Mr O'Neill is convinced that, with enough users, the service can become profitable and has been amazed by the response in the week since it was launched.


We have worked out the price very carefully and anyone offering a service below that is not making any money whatsoever

Spokesman, BT Retail
So far the "small support team" is coping with enquiries and there are plans to add a telephone service if necessary, he said.

"For people that need their hand held through the process we probably are not the right service, but for people that know a bit about using the internet then come on board," he added.

But Mr Johnson believes that 'no frills' internet service providers could be overwhelmed before they reach the volumes necessary to turn a profit.

Already established ISPs such as Pipex are struggling to cope with the number of queries to customer support lines.

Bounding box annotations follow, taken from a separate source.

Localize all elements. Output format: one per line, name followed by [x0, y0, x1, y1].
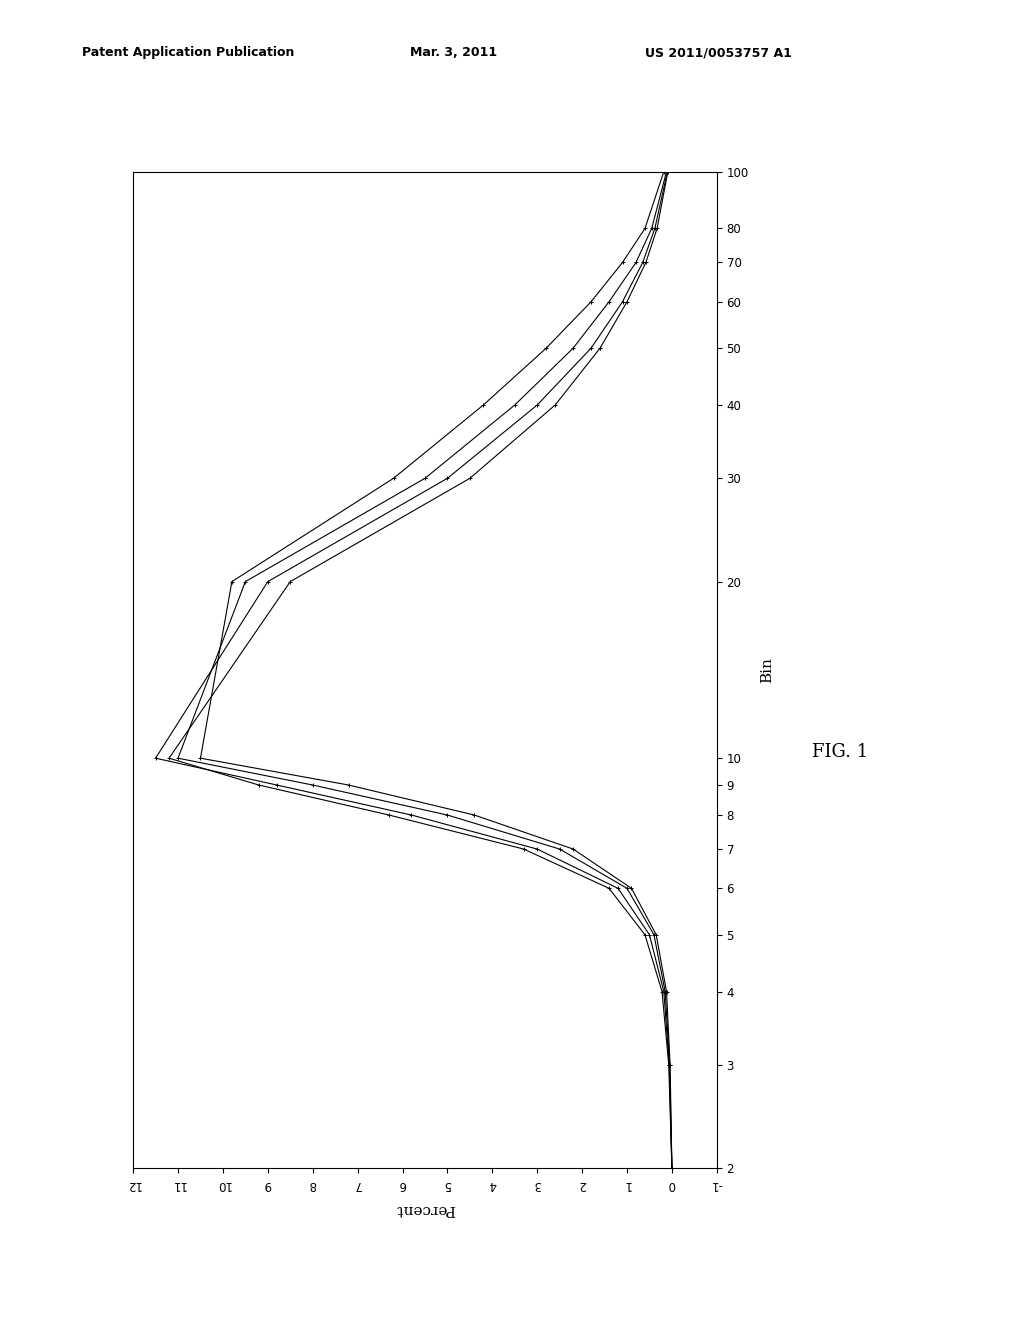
Text: Mar. 3, 2011: Mar. 3, 2011 — [410, 46, 497, 59]
Y-axis label: Bin: Bin — [760, 657, 774, 682]
X-axis label: Percent: Percent — [395, 1203, 455, 1216]
Text: FIG. 1: FIG. 1 — [812, 743, 867, 762]
Text: US 2011/0053757 A1: US 2011/0053757 A1 — [645, 46, 792, 59]
Text: Patent Application Publication: Patent Application Publication — [82, 46, 294, 59]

The problem is compounded by the 'do-it-yourself' ethos of high-speed internet access. The price of the services began to fall when these self-install products became available.

No cheaper

BT Retail has launched its own 'no frills' ADSL service. At 27 a month, it is considerably higher than its cheap competitors, but the company believes this is the lowest price possible.

"We have worked out the price very carefully and anyone offering a service below that is not making any money whatsoever," said a spokesman for BT Retail.

"There is no way you can sell such a product under that price."

He believes consumers can be persuaded to pay the extra money because of the high level of support and service they will get.

According to market research firm Continental Research, broadband is beginning to achieve mass market appeal.

Its latest study found that 1.2 million UK homes had some form of fast internet access and it predicted another 700,000 homes would upgrade within the next year.